HAProxy Enterprise provides the following security modules in your load balancing solution. Please refer to your Customer Portal for their installation and configuration information or click on the module name below for its documentation.


HAProxy Enterprise only: These modules require an active HAProxy Enterprise subscription. Please contact us if you would like to learn more or begin a free trial.

Antibot Module

The HAProxy Antibot module prevents non-legitimate HTTP clients (suspicious browsers or computers infected by malware) to have minimal negative impact on a web application.

Antibot sends JavaScript challenges to suspicious clients to help distinguish between a real user and an automated bot. It also provides efficient protection for web applications against DDoS (denial of service) attacks.


Fingerprint Module

The Fingerprinting module can identify client requests or bots even when they attempt to modify their user-agent string or through other methods.

It efficiently distinguishes real search engines from DDoS bots emulating search engines.


Sanitize Module

The Sanitize module filters and verifies HTTP methods and headers to ensure that the HTTP traffic follows a set of rules or guidelines. This can be useful to normalize HTTP traffic and secure Web applications.

With the Sanitize module configured, HAProxy checks HTTP requests against the defined rules and takes appropriate action (such as rejecting, accepting, logging, etc.).


WAF Offloader Module

The HAProxy WAF Offloader module can identify and block requests that attempt XSS or SQL injection attacks on applications running behind HAPEE. It comes with a customized list of fingerprints to detect false-positives while still providing effective protection for your applications.


Advanced WAF Module

The HAProxy Technologies Advanced WAF module is designed to provide a high level of security to websites. It is a whitelist-based WAF with an extensive and restrictive blacklist, on top of which it applies legitimate and application-specific whitelist patterns.

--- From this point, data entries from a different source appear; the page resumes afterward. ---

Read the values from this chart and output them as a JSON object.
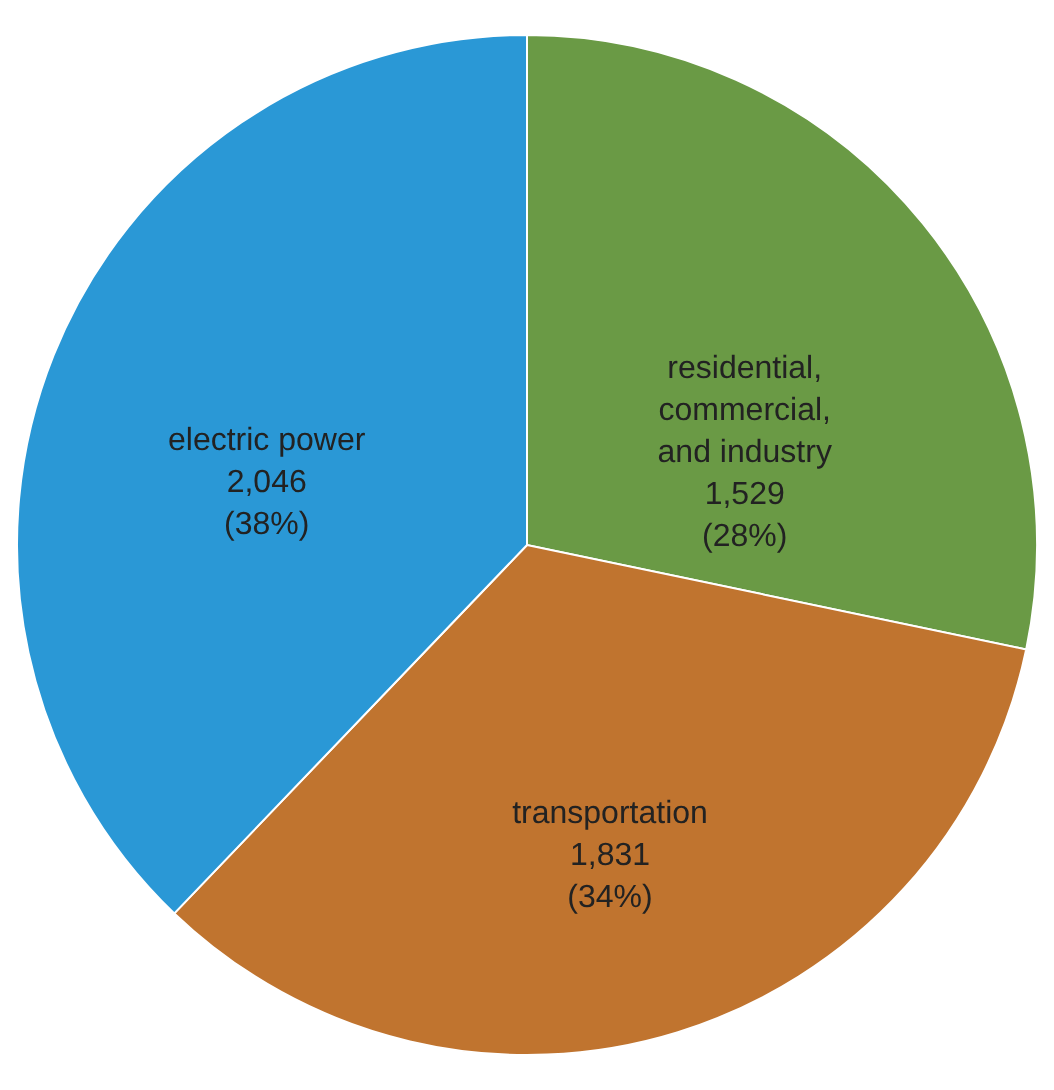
{
  "chart_data": {
    "type": "pie",
    "categories": [
      "residential, commercial, and industry",
      "transportation",
      "electric power"
    ],
    "values": [
      1529,
      1831,
      2046
    ],
    "colors": [
      "#6a9a45",
      "#c0742f",
      "#2a98d6"
    ],
    "value_labels": [
      "1,529 (28%)",
      "1,831 (34%)",
      "2,046 (38%)"
    ]
  }
}
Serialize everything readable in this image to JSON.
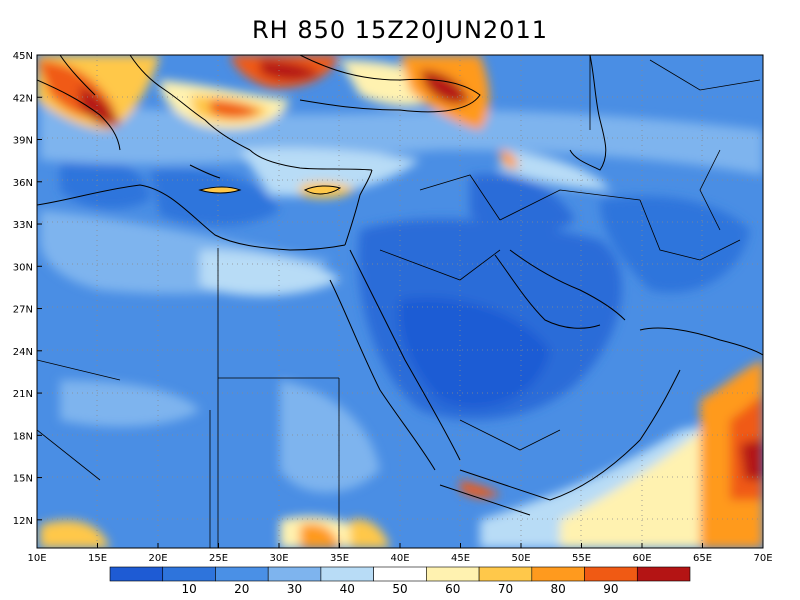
{
  "title": "RH 850  15Z20JUN2011",
  "map": {
    "lon_range": [
      10,
      70
    ],
    "lat_range": [
      10,
      45
    ],
    "lat_labels": [
      "45N",
      "42N",
      "39N",
      "36N",
      "33N",
      "30N",
      "27N",
      "24N",
      "21N",
      "18N",
      "15N",
      "12N"
    ],
    "lon_labels": [
      "10E",
      "15E",
      "20E",
      "25E",
      "30E",
      "35E",
      "40E",
      "45E",
      "50E",
      "55E",
      "60E",
      "65E",
      "70E"
    ],
    "grid": "dotted"
  },
  "colorbar": {
    "labels": [
      "10",
      "20",
      "30",
      "40",
      "50",
      "60",
      "70",
      "80",
      "90"
    ],
    "colors": [
      "#1e5bd4",
      "#2e74dc",
      "#4a90e6",
      "#7eb4ee",
      "#b8dcf6",
      "#ffffff",
      "#fff2b0",
      "#ffc84a",
      "#ff9a1e",
      "#f05a14",
      "#b41414"
    ]
  }
}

The ModSecurity WAF module is designed to provide support for the ModSecurity 3.0 rule set format. Known as the "Swiss Army Knife" of WAFs, it enables web application defenders to gain visibility into HTTP(S) traffic and provides a powerful rules language to implement advanced protection. It is a blacklist-based WAF and easily integrates with the OWASP ModSecurity Core Rule Set.


reCaptcha Module

For cases where a bot can execute JavaScript, HAProxy Enterprise offers a Lua module that requires the visitor to solve a reCaptcha challenge in order to proceed.